The buyer of said horse was at the end of the stall. Cole went to him, bag of coins extended for an immediate offer. Cole’s legs stiffened when he recognized the cactus flower tattoo on their neck. It was one of the guards from Outpost Onx, the one Cole let escape. The man recognized Cole in turn. Flanked by horses, the two men waited for the either to attack the other.

“I don’t want a fight…” Cole raised the bag of silver. “I just want your horse.”

The tattooed man was gripping the reigns of a white Athshin Andalusian. He chewed on one of his long thumbnails. “You could have killed me yesterday. I suppose I owe you my life.”

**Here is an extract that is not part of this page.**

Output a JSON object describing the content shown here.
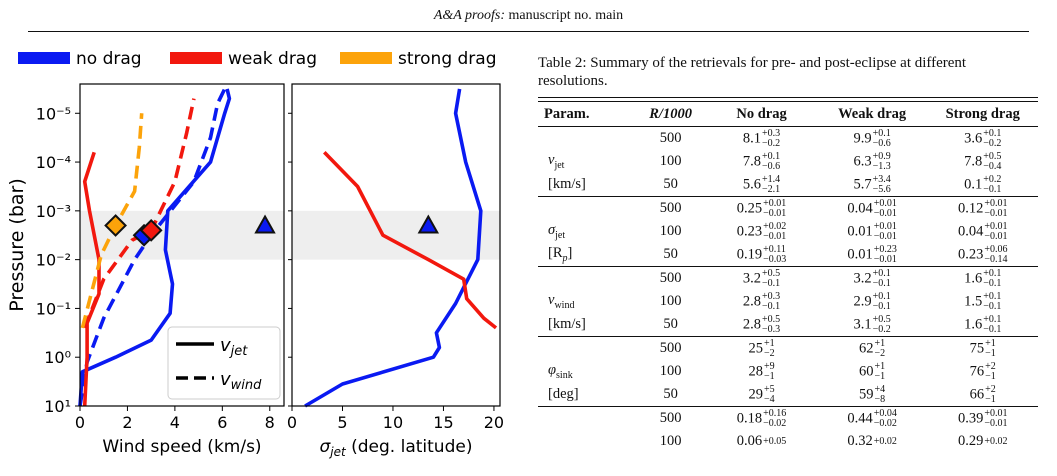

“I suppose.” Cole replied in caution. He was keeping his attention to the front of the stable. Any moment Melv, or worse, could march in here.

“And, I suppose, a horse is worth that…” the tattooed man continued.

In a way, this was the first piece of good news Cole had heard today. He still wanted to be rid of the Order’s silver so he paid the man regardless of his reasoning for giving him the Andalusian. Cole fit his new atlatl into the horse’s saddlebags along with the other supplies he had bought in the market. The idiot Melv had interrupted him before he had a chance to get enough food. Perhaps he would have to practice his new weapon hunting wild hare. Thankfully, his waterskin was still full from refilling in the public well.

Spiral City was two weeks or more from Ramuf. More time Cole would be alone with nothing but his thoughts. When he had started today with Rerume he had looked forward to such a prospect, but now...now he didn’t trust his own judgment. The thought of being alone frightened him.